Parts of this were already known, but Lipton digs up further damning evidence and quotes from Folta. They include an email to Monsanto that solidly contradicts Folta’s previous denials of a relationship with Monsanto and the biotech industry: “I am grateful for this opportunity and promise a solid return on the investment,” Folta wrote after receiving the $25,000 check, thereby showing both a clear understanding of his role and the purpose of the money. The article goes on to similarly expose Bruce Chassy (Prof Emeritus, University of Illinois) and David Shaw (Mississippi State University). It also discussses, presumably for “balance”, agronomist and GMO critic Charles Benbrook, then at Washington State University, who unlike the others openly acknowledged his funding.

What Lipton Missed

But readers of the emails can find facts that are much more damaging to perceptions of academic independence than that contained in the main article.  For one thing, the money Folta received is insignificant besides the tens of millions his university was taking from Syngenta (>$10million), Monsanto(>$1million), Pioneer (>$10million), and BASF (>$1million). Money that it’s hard to believe did not have a role in protecting Kevin Folta as he roamed zealously (and often offensively) over the internet, via his twitter account, blog, podcast, and OpEds, squelching dissent and ridiculing GMO critics wherever he went.

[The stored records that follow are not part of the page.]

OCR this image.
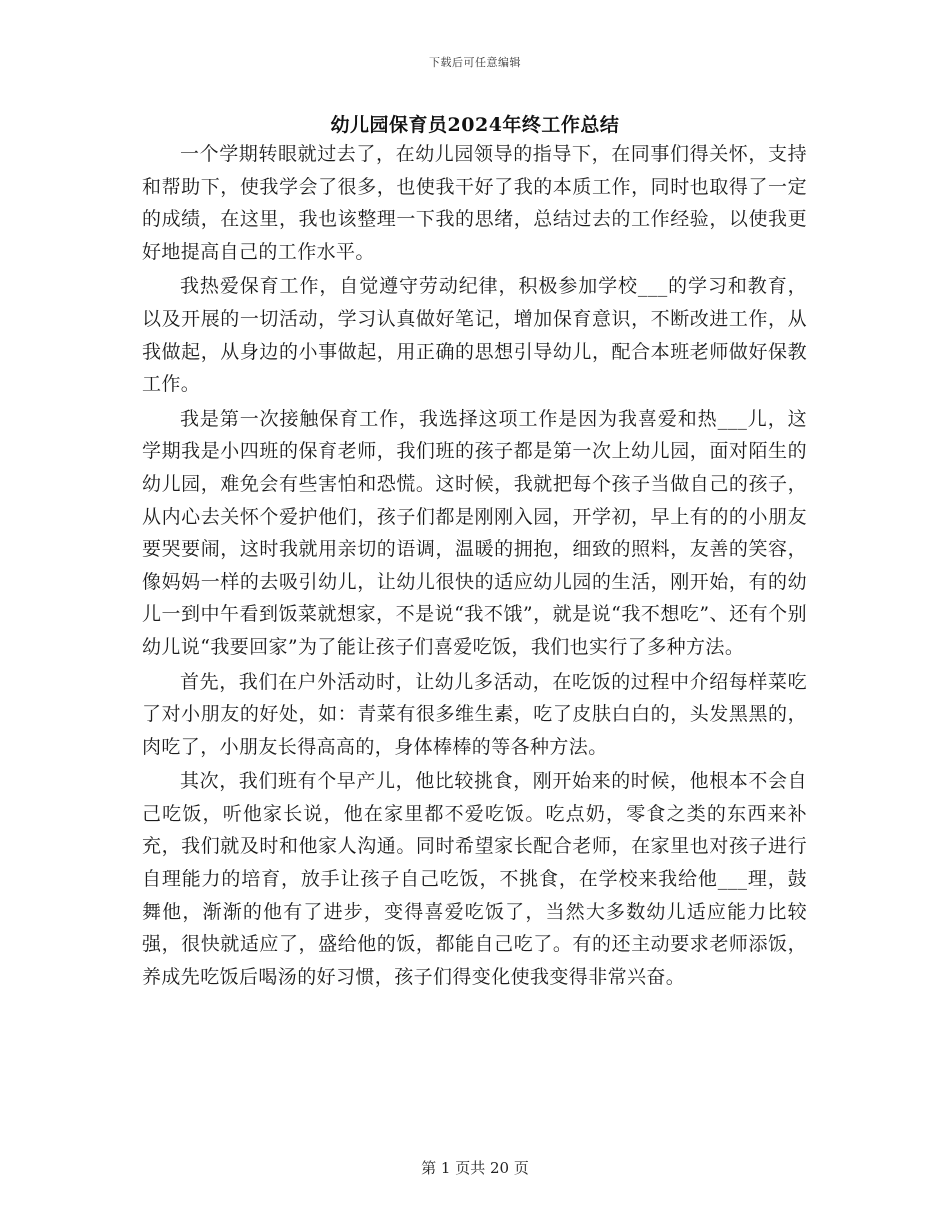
下载后可任意编辑
幼儿园保育员2024年终工作总结

一个学期转眼就过去了，在幼儿园领导的指导下，在同事们得关怀，支持和帮助下，使我学会了很多，也使我干好了我的本质工作，同时也取得了一定的成绩，在这里，我也该整理一下我的思绪，总结过去的工作经验，以使我更好地提高自己的工作水平。

我热爱保育工作，自觉遵守劳动纪律，积极参加学校___的学习和教育，以及开展的一切活动，学习认真做好笔记，增加保育意识，不断改进工作，从我做起，从身边的小事做起，用正确的思想引导幼儿，配合本班老师做好保教工作。

我是第一次接触保育工作，我选择这项工作是因为我喜爱和热___儿，这学期我是小四班的保育老师，我们班的孩子都是第一次上幼儿园，面对陌生的幼儿园，难免会有些害怕和恐慌。这时候，我就把每个孩子当做自己的孩子，从内心去关怀个爱护他们，孩子们都是刚刚入园，开学初，早上有的的小朋友要哭要闹，这时我就用亲切的语调，温暖的拥抱，细致的照料，友善的笑容，像妈妈一样的去吸引幼儿，让幼儿很快的适应幼儿园的生活，刚开始，有的幼儿一到中午看到饭菜就想家，不是说“我不饿”，就是说“我不想吃”、还有个别幼儿说“我要回家”为了能让孩子们喜爱吃饭，我们也实行了多种方法。

首先，我们在户外活动时，让幼儿多活动，在吃饭的过程中介绍每样菜吃了对小朋友的好处，如：青菜有很多维生素，吃了皮肤白白的，头发黑黑的，肉吃了，小朋友长得高高的，身体棒棒的等各种方法。

其次，我们班有个早产儿，他比较挑食，刚开始来的时候，他根本不会自己吃饭，听他家长说，他在家里都不爱吃饭。吃点奶，零食之类的东西来补充，我们就及时和他家人沟通。同时希望家长配合老师，在家里也对孩子进行自理能力的培育，放手让孩子自己吃饭，不挑食，在学校来我给他___理，鼓舞他，渐渐的他有了进步，变得喜爱吃饭了，当然大多数幼儿适应能力比较强，很快就适应了，盛给他的饭，都能自己吃了。有的还主动要求老师添饭，养成先吃饭后喝汤的好习惯，孩子们得变化使我变得非常兴奋。

第 1 页共 20 页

Also missing from the main Times article is a sense of the extensive and intricate networking of a small army of academics furthering the interests of Monsanto and other parts of the chemical, agribusiness and biotech industries. Folta rarely acted alone. His networks are filled with economists, molecular biologists, plant pathologists, development specialists, and agronomists, many of them much more celebrated than Kevin Folta, but all of them in a knowing loop with industry and the PR firms. Their job was acknowledged openly in emails (“We are all bad-ass shills for the truth. It’s a pleasure shilling with you.” Or, as Folta himself put it: “I’m glad to sign on to whatever you like, or write whatever you like.”). More generally, the group’s role was to initiate academic publications and other articles and to firefight legislative, media and scientific threats to the GMO and pesticide industries, all the while keeping their industry links hidden.